Last class, I presented my digital literacy mini-lesson to my fellow Ed-Tech 400 classmates. I chose to focus on digital collaboration as well as a grade 7 English outcome:
CR7.5 Listen critically to understand and analyze oral information and ideas from a wide range of texts (e.g., complex instructions, oral explanations and reports, opinions or viewpoints, messages presented in the media).
I, specifically, narrowed in on this indicator from the outcome:
Identify the perspective implicit within an oral presentation and what information, arguments, or positions are not included.
After listening to “The True Story of The 3 Little Pigs!” by Jon Scieszka,
I had my classmates explore and use some digital collaboration tools (MindMeister and Kialo) to brainstorm ideas. Next, they debated against each other either in favour of the wolf or against him.
I was impressed by the participation I received from my peers and the ideas they brought to the lesson. Through some discussion, we were able to make connections to fake news, media sensationalism, and even race issues in North America. Some of these connections might have been harder to make with grade 7 students but I do believe it would be possible, and these are very important connections to be made.
If I were to do this lesson again, I would focus greater on the aspect of digital collaboration. To do this, I would dedicate a full prior lesson to teaching the students how to use digital collaboration tools and discussing why these platforms are beneficial. Moreover, I would explain how these online tools can be used safely outside of school.

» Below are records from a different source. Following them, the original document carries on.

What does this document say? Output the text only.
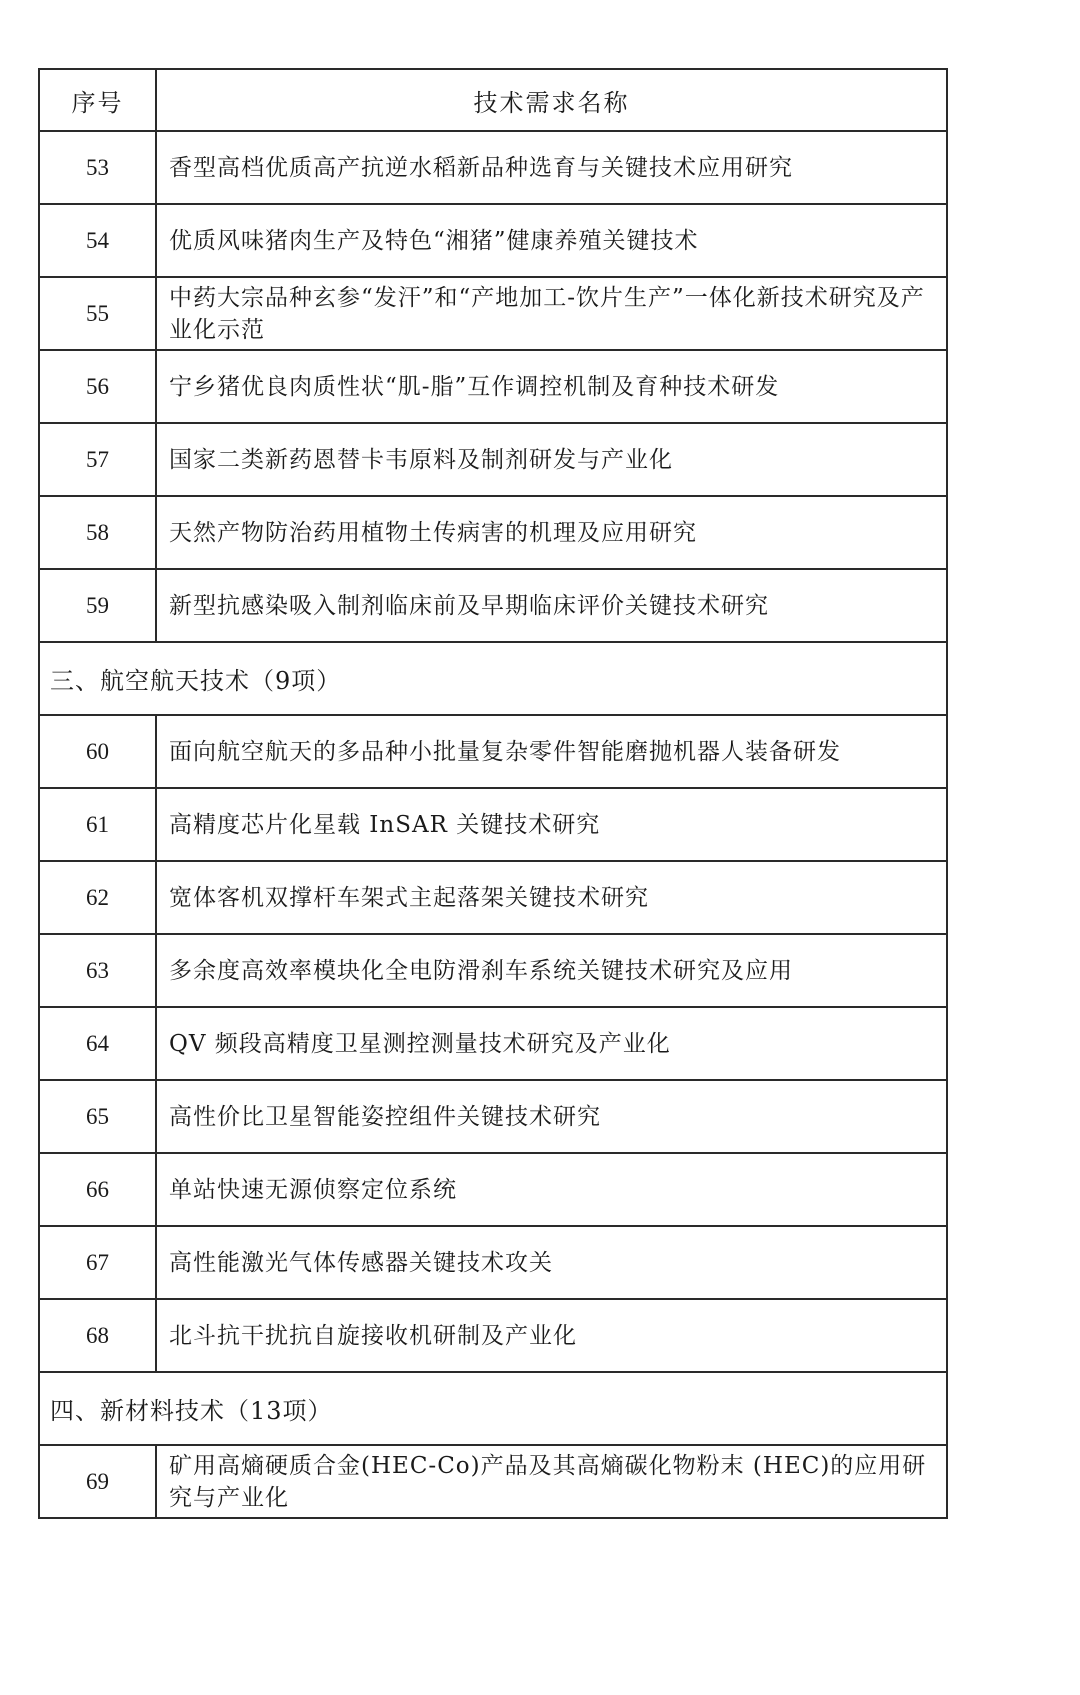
序号	技术需求名称
53	香型高档优质高产抗逆水稻新品种选育与关键技术应用研究
54	优质风味猪肉生产及特色“湘猪”健康养殖关键技术
55	中药大宗品种玄参“发汗”和“产地加工-饮片生产”一体化新技术研究及产业化示范
56	宁乡猪优良肉质性状“肌-脂”互作调控机制及育种技术研发
57	国家二类新药恩替卡韦原料及制剂研发与产业化
58	天然产物防治药用植物土传病害的机理及应用研究
59	新型抗感染吸入制剂临床前及早期临床评价关键技术研究
三、航空航天技术（9项）	
60	面向航空航天的多品种小批量复杂零件智能磨抛机器人装备研发
61	高精度芯片化星载 InSAR 关键技术研究
62	宽体客机双撑杆车架式主起落架关键技术研究
63	多余度高效率模块化全电防滑刹车系统关键技术研究及应用
64	QV 频段高精度卫星测控测量技术研究及产业化
65	高性价比卫星智能姿控组件关键技术研究
66	单站快速无源侦察定位系统
67	高性能激光气体传感器关键技术攻关
68	北斗抗干扰抗自旋接收机研制及产业化
四、新材料技术（13项）	
69	矿用高熵硬质合金(HEC-Co)产品及其高熵碳化物粉末 (HEC)的应用研究与产业化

The biggest challenges I faced in the lesson were time and communication. I overestimated what could be accomplished in 30 minutes with my classmates which means I would have even accomplished less with actual grade 7 students. However, this was a great thing for me to learn as I was able to adapt my lesson accordingly and can now shorten my lesson if I were to do it again in the future. Another challenge was communication. I was unaware that I would not be able to send messages to the students when they were in their breakout rooms. For this reason, if I were to do this lesson again, I would create a google doc with the information the students would need access to while they were in their group discussions.
Upon reflecting on my lesson, I think I could have focused more on the digital literacy aspect and less on the English outcome while still “hitting” both. Since presenting my lesson, I have come across many ideas for digital literacy lessons on Twitter, Pinterest, and a variety of other sites. However, through planning my mini-lesson, I discovered many great digital tools that are available for students and teachers. I will be creating a digital literacy lesson again and I am glad to have my first one under my belt! A special thanks to my EDTC 400 classmates for being my guinea pigs!